Nikita Tuschkanow auf einem undatierten Foto Bild: privat

In einem anderen Fall wurde die Russin Irina Tsybanewa zu einer zweijährigen Bewährungsstrafe verurteilt. Sie hatte nach Gerichtsangaben am Grab von Putins Eltern in Sankt Petersburg einen beleidigenden Zettel hinterlassen. "Tod für Putin, ihr habt einen Wahnsinnigen und einen Mörder großgezogen", hieß es auf dem Schriftstück, in dem die verstorbenen Eltern aufgefordert werden, "ihn mitzunehmen".

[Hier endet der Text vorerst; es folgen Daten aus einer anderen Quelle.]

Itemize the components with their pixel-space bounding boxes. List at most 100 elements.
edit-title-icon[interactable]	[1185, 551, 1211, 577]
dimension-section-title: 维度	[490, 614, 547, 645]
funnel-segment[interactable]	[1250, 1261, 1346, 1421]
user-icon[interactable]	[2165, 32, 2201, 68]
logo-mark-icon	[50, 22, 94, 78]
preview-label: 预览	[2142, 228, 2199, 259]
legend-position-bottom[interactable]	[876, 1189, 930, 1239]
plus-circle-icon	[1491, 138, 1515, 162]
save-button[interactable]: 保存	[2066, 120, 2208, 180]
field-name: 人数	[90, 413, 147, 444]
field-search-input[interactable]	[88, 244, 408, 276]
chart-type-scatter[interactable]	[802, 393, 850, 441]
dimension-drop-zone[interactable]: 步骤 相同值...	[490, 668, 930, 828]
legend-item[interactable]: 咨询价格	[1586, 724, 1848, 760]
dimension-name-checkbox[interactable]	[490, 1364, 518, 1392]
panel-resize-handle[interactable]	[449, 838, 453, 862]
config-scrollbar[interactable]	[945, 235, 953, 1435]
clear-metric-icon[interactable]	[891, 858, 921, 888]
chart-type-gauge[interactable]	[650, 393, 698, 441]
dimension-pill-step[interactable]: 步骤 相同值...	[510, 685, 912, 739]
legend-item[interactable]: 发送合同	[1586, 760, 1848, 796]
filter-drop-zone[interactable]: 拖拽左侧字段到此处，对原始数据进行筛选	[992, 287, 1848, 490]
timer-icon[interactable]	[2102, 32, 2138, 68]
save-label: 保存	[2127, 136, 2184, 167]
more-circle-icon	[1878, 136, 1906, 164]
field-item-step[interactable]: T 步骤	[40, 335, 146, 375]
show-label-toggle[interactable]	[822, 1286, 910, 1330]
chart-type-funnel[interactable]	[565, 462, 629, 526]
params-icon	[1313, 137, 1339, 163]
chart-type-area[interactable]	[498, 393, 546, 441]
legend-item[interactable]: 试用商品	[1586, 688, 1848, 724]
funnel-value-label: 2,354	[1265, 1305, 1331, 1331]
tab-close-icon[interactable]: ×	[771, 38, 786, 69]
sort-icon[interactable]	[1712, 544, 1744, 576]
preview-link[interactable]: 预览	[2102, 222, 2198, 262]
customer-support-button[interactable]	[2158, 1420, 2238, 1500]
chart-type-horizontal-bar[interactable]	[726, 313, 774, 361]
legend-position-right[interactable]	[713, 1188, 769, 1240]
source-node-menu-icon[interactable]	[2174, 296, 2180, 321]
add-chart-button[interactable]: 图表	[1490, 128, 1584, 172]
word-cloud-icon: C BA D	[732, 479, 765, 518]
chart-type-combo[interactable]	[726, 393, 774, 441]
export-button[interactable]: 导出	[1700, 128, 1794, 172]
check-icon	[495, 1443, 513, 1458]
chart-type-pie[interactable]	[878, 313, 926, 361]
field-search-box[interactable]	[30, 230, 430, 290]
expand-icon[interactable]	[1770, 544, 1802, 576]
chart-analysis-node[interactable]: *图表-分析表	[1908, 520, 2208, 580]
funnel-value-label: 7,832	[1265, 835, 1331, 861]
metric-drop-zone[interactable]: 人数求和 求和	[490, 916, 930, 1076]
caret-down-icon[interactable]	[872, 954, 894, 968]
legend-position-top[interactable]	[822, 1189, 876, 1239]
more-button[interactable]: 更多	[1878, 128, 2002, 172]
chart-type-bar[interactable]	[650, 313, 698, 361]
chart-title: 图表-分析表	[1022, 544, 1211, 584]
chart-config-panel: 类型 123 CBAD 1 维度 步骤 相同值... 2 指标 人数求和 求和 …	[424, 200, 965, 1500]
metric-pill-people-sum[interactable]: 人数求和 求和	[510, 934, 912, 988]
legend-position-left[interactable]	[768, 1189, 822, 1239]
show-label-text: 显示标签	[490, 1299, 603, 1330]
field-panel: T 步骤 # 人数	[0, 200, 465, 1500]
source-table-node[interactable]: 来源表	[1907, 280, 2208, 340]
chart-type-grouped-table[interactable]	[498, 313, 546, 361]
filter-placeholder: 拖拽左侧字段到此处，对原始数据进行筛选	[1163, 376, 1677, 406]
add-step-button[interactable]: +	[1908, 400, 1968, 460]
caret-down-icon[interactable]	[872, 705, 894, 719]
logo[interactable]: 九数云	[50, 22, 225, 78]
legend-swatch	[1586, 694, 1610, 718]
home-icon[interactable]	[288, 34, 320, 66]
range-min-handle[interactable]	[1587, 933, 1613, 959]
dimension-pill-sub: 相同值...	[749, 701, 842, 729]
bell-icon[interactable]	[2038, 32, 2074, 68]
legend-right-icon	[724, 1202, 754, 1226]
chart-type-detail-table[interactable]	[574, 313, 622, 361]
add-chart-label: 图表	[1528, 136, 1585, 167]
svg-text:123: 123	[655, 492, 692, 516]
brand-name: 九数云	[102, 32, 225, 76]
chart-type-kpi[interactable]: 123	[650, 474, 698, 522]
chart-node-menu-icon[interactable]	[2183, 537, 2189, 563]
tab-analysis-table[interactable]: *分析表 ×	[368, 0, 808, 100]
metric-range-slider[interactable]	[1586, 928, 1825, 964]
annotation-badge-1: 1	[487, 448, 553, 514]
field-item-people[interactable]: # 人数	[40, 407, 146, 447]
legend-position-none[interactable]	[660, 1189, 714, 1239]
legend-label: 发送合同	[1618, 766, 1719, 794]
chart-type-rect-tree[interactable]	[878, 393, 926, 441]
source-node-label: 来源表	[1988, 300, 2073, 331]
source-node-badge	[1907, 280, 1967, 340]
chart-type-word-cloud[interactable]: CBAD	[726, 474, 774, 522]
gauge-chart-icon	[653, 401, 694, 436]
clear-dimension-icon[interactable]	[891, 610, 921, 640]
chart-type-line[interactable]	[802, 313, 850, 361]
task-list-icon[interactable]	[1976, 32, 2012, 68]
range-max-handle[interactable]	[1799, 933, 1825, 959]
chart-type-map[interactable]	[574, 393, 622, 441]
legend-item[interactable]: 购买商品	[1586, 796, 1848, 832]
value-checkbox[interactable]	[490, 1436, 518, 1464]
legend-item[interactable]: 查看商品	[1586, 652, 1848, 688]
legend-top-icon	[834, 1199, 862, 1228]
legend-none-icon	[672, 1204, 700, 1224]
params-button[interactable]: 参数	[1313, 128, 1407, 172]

Kanada und Lettland bilden gemeinsam ukrainische Soldaten aus

Kanadische und lettische Streitkräfte beginnen am Montag mit der Ausbildung ukrainischer Soldaten in Lettland. "Die Ausbildung erfolge im Rahmen kanadischer Militäreinsätze und -ausbildungen in Europa, die der Stärkung der NATO und der Unterstützung der Ukraine dienen, sagte Kanadas Verteidigungsministerin Anita Anand vor Journalisten in Ottawa bei einem Besuch ihrer lettischen Kollegin Inara Murniece. "Wir müssen die Ukraine weiterhin gemeinsam unterstützen, denn die Kosten der Untätigkeit sind viel höher als die Kosten unserer Militärhilfe", fügte Anand hinzu.

Ukrainischer Panzereinsatz an der Frontlinie bei BachmutBild: Sergey Shestak/AFP/Getty Images

Kanada hat sich verpflichtet, die Ukraine mit mehr als acht Milliarden kanadischen Dollar (5,4 Milliarden Euro) zu unterstützen, insbesondere in Form von finanzieller, militärischer und humanitärer Hilfe. In Osteuropa hat das nordamerikanische Land mehr als 1100 Soldaten stationiert, 800 davon in Lettland.

sti/pg/qu/ww (dpa, rtr, afp, rbb)

Dieser Artikel wird am Tag seines Erscheinens fortlaufend aktualisiert. Meldungen aus den Kampfgebieten lassen sich nicht unabhängig überprüfen.